SPOOKFISH (Haygen Brice Walker and Jessica Schwartz): 2015 Fringe review 17

spookfish-fringe-reviewThe scary midnight show is something of a Fringe tradition. You don’t go expecting profoundly intellectual, high-budget theater, just some nice frights and shocks and silly good times. Haygen Brice Walker and Jessica Schwartz’s SPOOKFISH fits the bill this year.
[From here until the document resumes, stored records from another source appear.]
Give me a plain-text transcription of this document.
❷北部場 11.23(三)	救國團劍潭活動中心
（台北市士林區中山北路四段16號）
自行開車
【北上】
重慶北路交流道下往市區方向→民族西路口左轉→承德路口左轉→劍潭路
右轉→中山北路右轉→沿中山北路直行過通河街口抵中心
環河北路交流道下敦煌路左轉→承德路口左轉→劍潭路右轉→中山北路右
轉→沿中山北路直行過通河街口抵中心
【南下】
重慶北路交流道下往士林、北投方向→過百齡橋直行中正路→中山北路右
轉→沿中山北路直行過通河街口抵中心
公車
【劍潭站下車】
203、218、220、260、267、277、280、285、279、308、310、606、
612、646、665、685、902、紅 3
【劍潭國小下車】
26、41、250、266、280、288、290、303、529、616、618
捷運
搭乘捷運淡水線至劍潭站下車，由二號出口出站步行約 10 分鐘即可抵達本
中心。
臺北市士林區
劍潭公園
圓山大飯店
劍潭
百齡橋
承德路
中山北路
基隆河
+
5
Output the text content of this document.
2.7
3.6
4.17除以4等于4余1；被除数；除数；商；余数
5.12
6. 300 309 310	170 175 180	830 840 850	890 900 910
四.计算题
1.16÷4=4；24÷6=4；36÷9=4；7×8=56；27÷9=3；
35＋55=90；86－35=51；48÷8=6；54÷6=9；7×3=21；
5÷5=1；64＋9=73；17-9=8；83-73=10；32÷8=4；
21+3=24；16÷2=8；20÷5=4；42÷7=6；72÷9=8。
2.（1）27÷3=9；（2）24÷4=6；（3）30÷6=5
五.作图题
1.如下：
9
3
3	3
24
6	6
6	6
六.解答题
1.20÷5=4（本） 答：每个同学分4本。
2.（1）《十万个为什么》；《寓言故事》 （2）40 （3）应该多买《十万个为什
A group of teenage workers pass the time at a rural haunted house with drink, drugs, alcohol, and insults. The text is full of youth-speak and cultural references, humorously though sometimes painfully so (“the chick from The Ring is scary hot, if I saw her on Tinder I’d swipe right”), but the energetic cast (Joe Canuso, Richard Chan, Arlen Shane Hancock, Jenna Kuerzi, Campbell O’Hare, and Zoe Richards) keeps things fast-paced and funny. The purposely preposterous plot works best as a series of murderous vignettes. Playwright Haygen Brice Walker tries too hard to give the piece unnecessary heft, resorting finally to meta realization (“we’re in a play”!). The resulting 90-minute run-time is excessive for the late-night horror fluff, but there’s plenty of laughs and shock-fun to see you into the night. BYOB. [Headlong Studios, 1170 S Broad Street] September 4-13, 2015; fringearts.com/spookfish.